FFT and convolution

Question

Im writing for school 2dFFT using on image filtering. And I have problem with filter matrix. I made my fft so it accepts 2^n input, and all filter matrix are odd numbers.

So I need solution to somehow transform filter matrix to acceptable input for my function.

I have next idea and Im not sure how it will work. If I have filter matrix:

1 2 3
4 5 6
7 8 9

To transform it to:

0 0 0 0
1 2 3 0
4 5 6 0
7 8 9 0

And when Im matching "center" of matrix with my pixel, match center of "submatrix" and after that extract values I need. Is that possible?

Also Can someone tell me what is max size of filter I can get? Is it larger than lets say 32x32?

Answer 1

Filter masks are used to express filters with compact support. Compact support means that the signal has non-zero values only in a limited range. By extending your filter mask with zero values, you are in fact doing a natural thing. The zeros are part of the original filter.
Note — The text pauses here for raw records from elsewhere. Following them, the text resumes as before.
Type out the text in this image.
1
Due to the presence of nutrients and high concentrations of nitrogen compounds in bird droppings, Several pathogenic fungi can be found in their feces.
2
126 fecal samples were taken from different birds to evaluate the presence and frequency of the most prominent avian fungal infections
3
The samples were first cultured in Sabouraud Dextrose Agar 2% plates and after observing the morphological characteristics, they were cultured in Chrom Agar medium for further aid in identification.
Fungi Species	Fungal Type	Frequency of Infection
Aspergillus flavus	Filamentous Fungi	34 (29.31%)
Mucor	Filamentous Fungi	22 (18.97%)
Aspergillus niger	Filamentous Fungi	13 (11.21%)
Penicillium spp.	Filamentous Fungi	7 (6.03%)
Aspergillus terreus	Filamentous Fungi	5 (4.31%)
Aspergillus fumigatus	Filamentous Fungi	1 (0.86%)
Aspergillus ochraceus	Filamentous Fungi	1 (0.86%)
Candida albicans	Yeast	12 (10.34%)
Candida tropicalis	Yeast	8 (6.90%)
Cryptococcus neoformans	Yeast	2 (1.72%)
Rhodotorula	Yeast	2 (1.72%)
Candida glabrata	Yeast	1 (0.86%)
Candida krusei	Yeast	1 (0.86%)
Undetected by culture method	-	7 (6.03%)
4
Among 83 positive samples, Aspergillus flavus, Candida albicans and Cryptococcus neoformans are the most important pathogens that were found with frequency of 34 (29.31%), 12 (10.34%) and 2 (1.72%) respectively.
The real problem however is a different thing. I assume that you use FFT according to the convolution theorem . For that, you need element-wise multiplication. You can only do element-wise multiplication when both your filter and your signal have the same number of elements. So you would need to extend your filter to the signal size (using zeros).

There is no limit on filter mask size. For convolution the only restriction is compact support (as explained above).